Author | Sharadindu Bandyopadhyay |
---|---|
Original title | (পথের কাঁটা)Pother Kanta or transliterated as Pather Kanta' |
Country | India |
Language | Bengali |
Series | Byomkesh Bakshi |
Genre | Detective, Crime, Mystery |
Publisher | P.C. Sorkar and Sons also anthologized by Ananda Publishers |
Publication date
|
1934 in hardcover Byomkesher diary and in the Sharadindu Omnibus in 1972 |
Media type | Print (Hardback & Paperback) |
Pages | 182 pp |
Preceded by | Satyanweshi |
Followed by | Seemanto-heera |
Pother Kanta (Bengali: পথের কাঁটা) also spelled Pather Kanta, (Lit: A thorn on the path) is a detective story written by Sharadindu Bandyopadhyay featuring the Bengali detective Byomkesh Bakshi and his friend, assistant, and narrator Ajit Bandyopadhyay. It is one of the first forays that Sharadindu took in the realm of creating a mature logical detective moulded in the pattern of Sherlock Holmes in the Bengali language, and one that Bengalis could immediately identify with. As such, it is not as well-drawn out as some of Sharadindu's later works and relies heavily on Sherlock Holmes and Holmesian deductive reasoning for inspiration.

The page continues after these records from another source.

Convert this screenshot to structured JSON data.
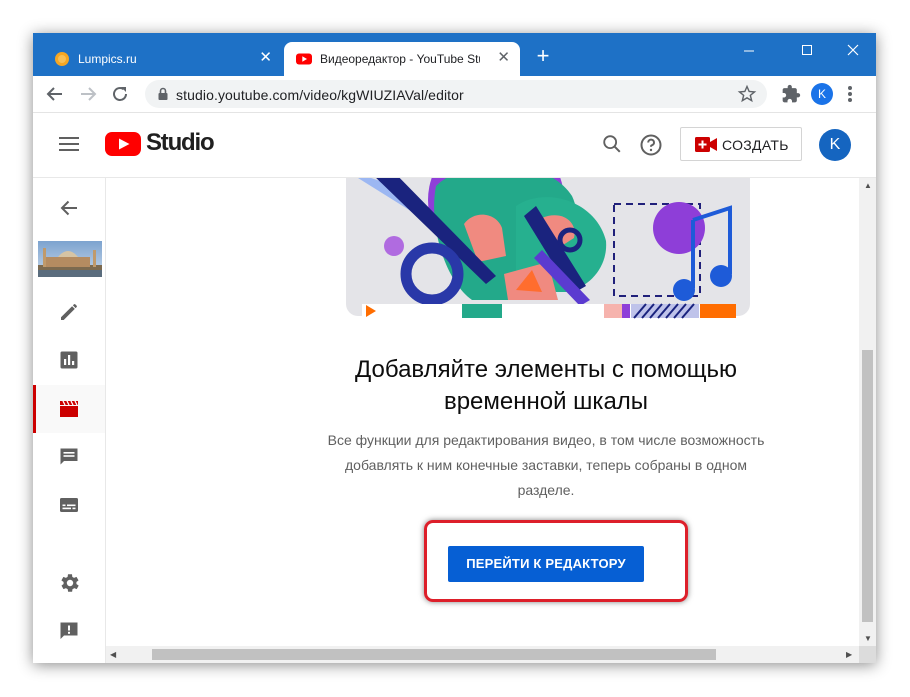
{
  "browser": {
    "tabs": [
      {
        "title": "Lumpics.ru",
        "favicon": "lumpics-orange-circle-icon",
        "active": false
      },
      {
        "title": "Видеоредактор - YouTube Studio",
        "favicon": "youtube-icon",
        "active": true
      }
    ],
    "close_glyph": "✕",
    "new_tab_glyph": "+",
    "url": "studio.youtube.com/video/kgWIUZIAVal/editor",
    "profile_initial": "K",
    "accent_color": "#1e71c6"
  },
  "studio": {
    "logo_text": "Studio",
    "create_label": "СОЗДАТЬ",
    "avatar_initial": "K",
    "brand_red": "#ff0000"
  },
  "sidebar": {
    "items": [
      {
        "name": "back-arrow-icon"
      },
      {
        "name": "video-thumbnail"
      },
      {
        "name": "edit-pencil-icon"
      },
      {
        "name": "analytics-icon"
      },
      {
        "name": "editor-clapperboard-icon",
        "active": true
      },
      {
        "name": "comments-icon"
      },
      {
        "name": "subtitles-icon"
      },
      {
        "name": "settings-gear-icon"
      },
      {
        "name": "feedback-icon"
      }
    ],
    "active_color": "#cc0000"
  },
  "main": {
    "heading": "Добавляйте элементы с помощью временной шкалы",
    "description": "Все функции для редактирования видео, в том числе возможность добавлять к ним конечные заставки, теперь собраны в одном разделе.",
    "button_label": "ПЕРЕЙТИ К РЕДАКТОРУ",
    "button_color": "#065fd4",
    "callout_color": "#dd1f2a"
  }
}
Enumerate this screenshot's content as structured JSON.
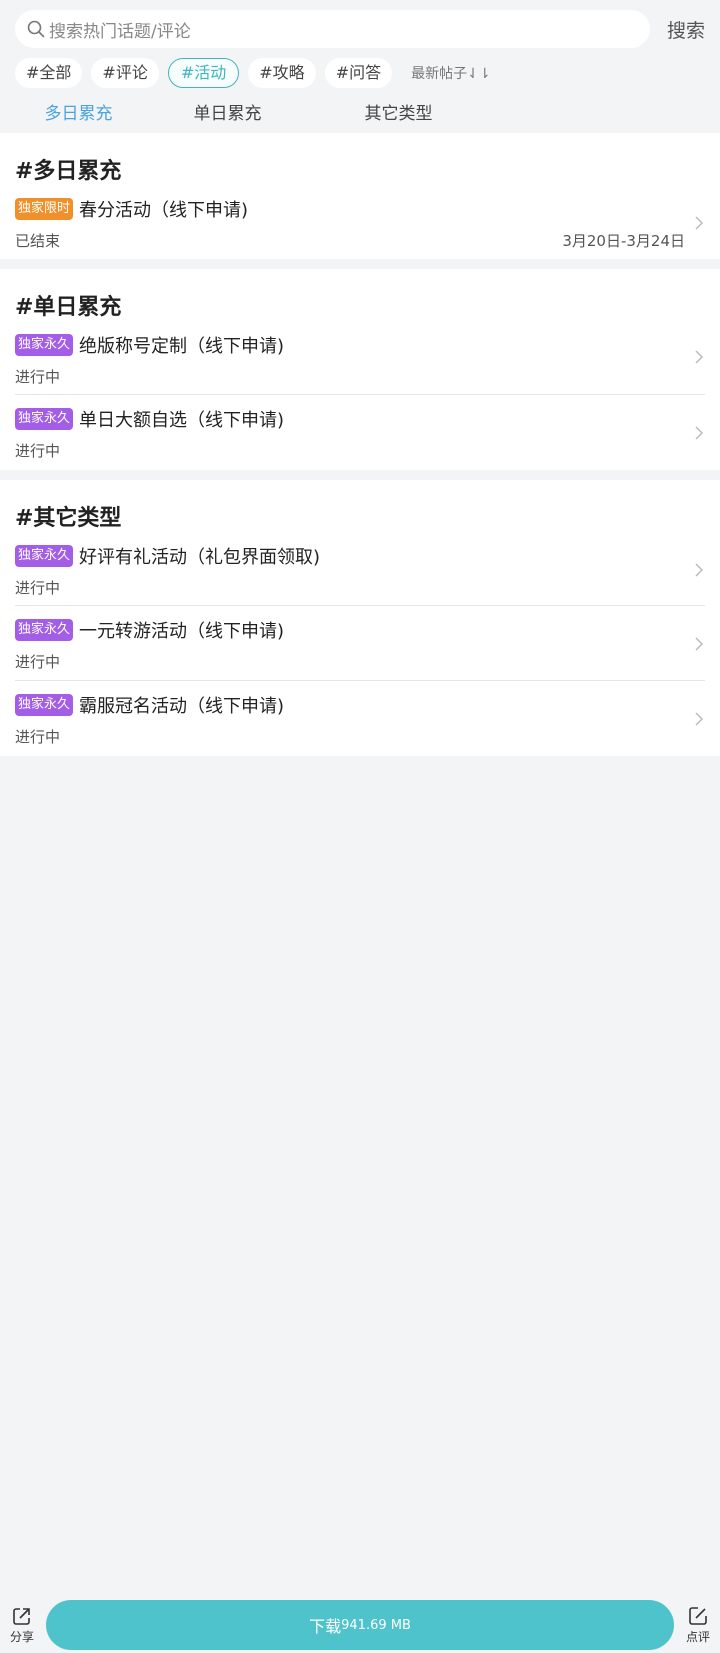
{
  "search": {
    "placeholder": "搜索热门话题/评论",
    "button_label": "搜索"
  },
  "tags": [
    {
      "label": "#全部",
      "active": false
    },
    {
      "label": "#评论",
      "active": false
    },
    {
      "label": "#活动",
      "active": true
    },
    {
      "label": "#攻略",
      "active": false
    },
    {
      "label": "#问答",
      "active": false
    }
  ],
  "sort_label": "最新帖子⇃⇂",
  "subtabs": [
    "多日累充",
    "单日累充",
    "其它类型"
  ],
  "active_subtab": "多日累充",
  "colors": {
    "accent": "#3fb5bf",
    "tab_active": "#4ba3e0",
    "badge_orange": "#f0902a",
    "badge_purple": "#a35de6",
    "download": "#4fc3cb"
  },
  "sections": [
    {
      "title": "#多日累充",
      "items": [
        {
          "badge": "独家限时",
          "badge_color": "#f0902a",
          "title": "春分活动（线下申请)",
          "status": "已结束",
          "date": "3月20日-3月24日"
        }
      ]
    },
    {
      "title": "#单日累充",
      "items": [
        {
          "badge": "独家永久",
          "badge_color": "#a35de6",
          "title": "绝版称号定制（线下申请)",
          "status": "进行中",
          "date": ""
        },
        {
          "badge": "独家永久",
          "badge_color": "#a35de6",
          "title": "单日大额自选（线下申请)",
          "status": "进行中",
          "date": ""
        }
      ]
    },
    {
      "title": "#其它类型",
      "items": [
        {
          "badge": "独家永久",
          "badge_color": "#a35de6",
          "title": "好评有礼活动（礼包界面领取)",
          "status": "进行中",
          "date": ""
        },
        {
          "badge": "独家永久",
          "badge_color": "#a35de6",
          "title": "一元转游活动（线下申请)",
          "status": "进行中",
          "date": ""
        },
        {
          "badge": "独家永久",
          "badge_color": "#a35de6",
          "title": "霸服冠名活动（线下申请)",
          "status": "进行中",
          "date": ""
        }
      ]
    }
  ],
  "bottom": {
    "share_label": "分享",
    "download_label": "下载",
    "download_size": "941.69 MB",
    "review_label": "点评"
  }
}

Pother Kanta starts off like many of the Byomkesh Bakshi novels while Ajit and Byomkesh are having a conversation in the living room of their Harrison Road flat. Byomkesh has noticed a rather unusual advertisement hidden away in the classifieds section of the Dainik Kalketu daily with the heading Pother Kanta (Thorn of the Road). Translated the ad reads, "If anyone wants to remove the Thorn of the Road, stand next to and hold on to the lamp-post on the southwest corner of the Whiteway-Ladley store on Saturday evening at 5:30." Byomkesh had noticed this peculiar ad being published without fail every Friday for the previous three months. Byomkesh immediately inferred that the person posting the add went to great pains to remain anonymous and chose this cryptic message on purpose. He also selected a meeting place in the centre of Hogg's Market in Calcutta at a very busy time of the day, so that he could pass by the responder without being detected. Byomkesh guessed that the advertiser would probably want to slip something into the responder's pocket, perhaps some instructions, and would want to accomplish this without being detected. Ajit argued that all of this was circumstantial evidence at best and challenged Byomkesh to prove it, a challenge that Byomkesh heartily accepted.